Pernahkah Anda menuju pasar atau supermarket besar yang jaraknya lumayan jauh dari rumah dengan berjalan kaki?

Selama ini Anda melaluinya dengan kendaraan, iseng-iseng mau gak mencoba jalan kaki? Atau sebaliknya, ketika menuju ke tempat perbelanjaan itu, Anda naik kendaraan umun, trus pas pulangnya jalan kaki?

Nah, saya melakukannya hari ini. Capek? Pastinya! Walau tak sampai teler-teler banget... 
 
Di saat orang-orang menikmati liburan hari ini, saya justru... yah... liburan juga sih....Tapi liburan dengan nge-tread mill, hehehe..

Hal iseng yang saya lakukan itu demi membakar kalori dan membayar hutang tubuh untuk olahraga yang sudah 3 bulan ini tak saya lakukan, karena jatah ngegym (baca: Voucher) sudah habis, xixixxi.

Kebetulan juga banyak teman-teman yang mengomentari tubuh saya yang mulai memelar lagi. Iih, emang iya sih, saya juga ngerasa. Nah, karena tak mau melar kebablasan seperti  dulu lagi, makanya saya hajar dengan kardio di jalanan, heheh....

Karena bukan apa-apa. Saya dulu gemuk aduhai. Dan Alhamdullilah sekarang udah kurusan. Berat badan saya udah turun sekitar 18 kiloan.
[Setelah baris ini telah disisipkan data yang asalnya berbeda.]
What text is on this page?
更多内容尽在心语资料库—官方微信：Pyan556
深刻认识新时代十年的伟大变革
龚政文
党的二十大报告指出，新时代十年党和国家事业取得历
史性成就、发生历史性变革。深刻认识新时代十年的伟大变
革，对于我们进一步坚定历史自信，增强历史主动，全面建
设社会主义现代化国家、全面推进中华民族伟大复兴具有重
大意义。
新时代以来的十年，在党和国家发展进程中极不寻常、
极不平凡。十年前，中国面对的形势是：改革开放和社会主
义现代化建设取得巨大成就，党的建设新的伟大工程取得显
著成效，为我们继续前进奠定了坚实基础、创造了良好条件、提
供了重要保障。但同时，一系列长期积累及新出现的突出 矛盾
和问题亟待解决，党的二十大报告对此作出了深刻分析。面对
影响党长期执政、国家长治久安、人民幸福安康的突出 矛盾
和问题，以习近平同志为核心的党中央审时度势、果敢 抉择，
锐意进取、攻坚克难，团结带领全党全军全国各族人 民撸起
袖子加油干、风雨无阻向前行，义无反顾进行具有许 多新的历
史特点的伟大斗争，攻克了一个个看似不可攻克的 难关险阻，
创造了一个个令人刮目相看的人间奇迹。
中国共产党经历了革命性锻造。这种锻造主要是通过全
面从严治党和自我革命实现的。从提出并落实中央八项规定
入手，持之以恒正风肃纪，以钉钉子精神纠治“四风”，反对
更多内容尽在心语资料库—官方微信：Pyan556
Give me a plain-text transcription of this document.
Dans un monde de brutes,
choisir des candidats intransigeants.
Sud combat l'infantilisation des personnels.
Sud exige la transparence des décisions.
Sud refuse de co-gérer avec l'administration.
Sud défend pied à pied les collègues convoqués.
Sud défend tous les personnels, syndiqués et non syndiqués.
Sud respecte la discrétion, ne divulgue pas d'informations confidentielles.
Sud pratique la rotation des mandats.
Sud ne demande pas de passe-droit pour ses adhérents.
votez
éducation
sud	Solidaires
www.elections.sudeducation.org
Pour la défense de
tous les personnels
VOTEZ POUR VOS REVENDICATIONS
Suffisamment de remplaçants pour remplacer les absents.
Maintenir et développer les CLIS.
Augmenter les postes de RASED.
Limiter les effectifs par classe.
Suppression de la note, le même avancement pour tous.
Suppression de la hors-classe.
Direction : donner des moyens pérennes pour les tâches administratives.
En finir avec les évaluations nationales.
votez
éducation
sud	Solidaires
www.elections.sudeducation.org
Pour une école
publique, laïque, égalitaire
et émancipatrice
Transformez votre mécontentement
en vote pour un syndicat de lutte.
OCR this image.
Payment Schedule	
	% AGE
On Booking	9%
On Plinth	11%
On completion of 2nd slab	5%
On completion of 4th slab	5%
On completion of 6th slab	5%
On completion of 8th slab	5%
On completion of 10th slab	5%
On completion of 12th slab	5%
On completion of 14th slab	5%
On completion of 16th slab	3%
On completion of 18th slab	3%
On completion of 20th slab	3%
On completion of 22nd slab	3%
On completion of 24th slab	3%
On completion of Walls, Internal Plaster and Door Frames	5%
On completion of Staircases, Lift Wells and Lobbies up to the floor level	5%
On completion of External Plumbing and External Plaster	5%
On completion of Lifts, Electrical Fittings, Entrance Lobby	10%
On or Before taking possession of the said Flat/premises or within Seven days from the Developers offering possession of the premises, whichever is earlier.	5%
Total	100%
Gak mudah untuk menurunkan atau memangkas lemak yang betah bercokol ditubuh saya yang bohai aduhai ini, wkwkkwkw…… Makanya, ketika sudah ada gejala-gejala badan mulai membengkak lagi, saya akan tahan tubuh saya supaya gak melar lagi. Salah satunya, ya, dengan cara jalan kaki.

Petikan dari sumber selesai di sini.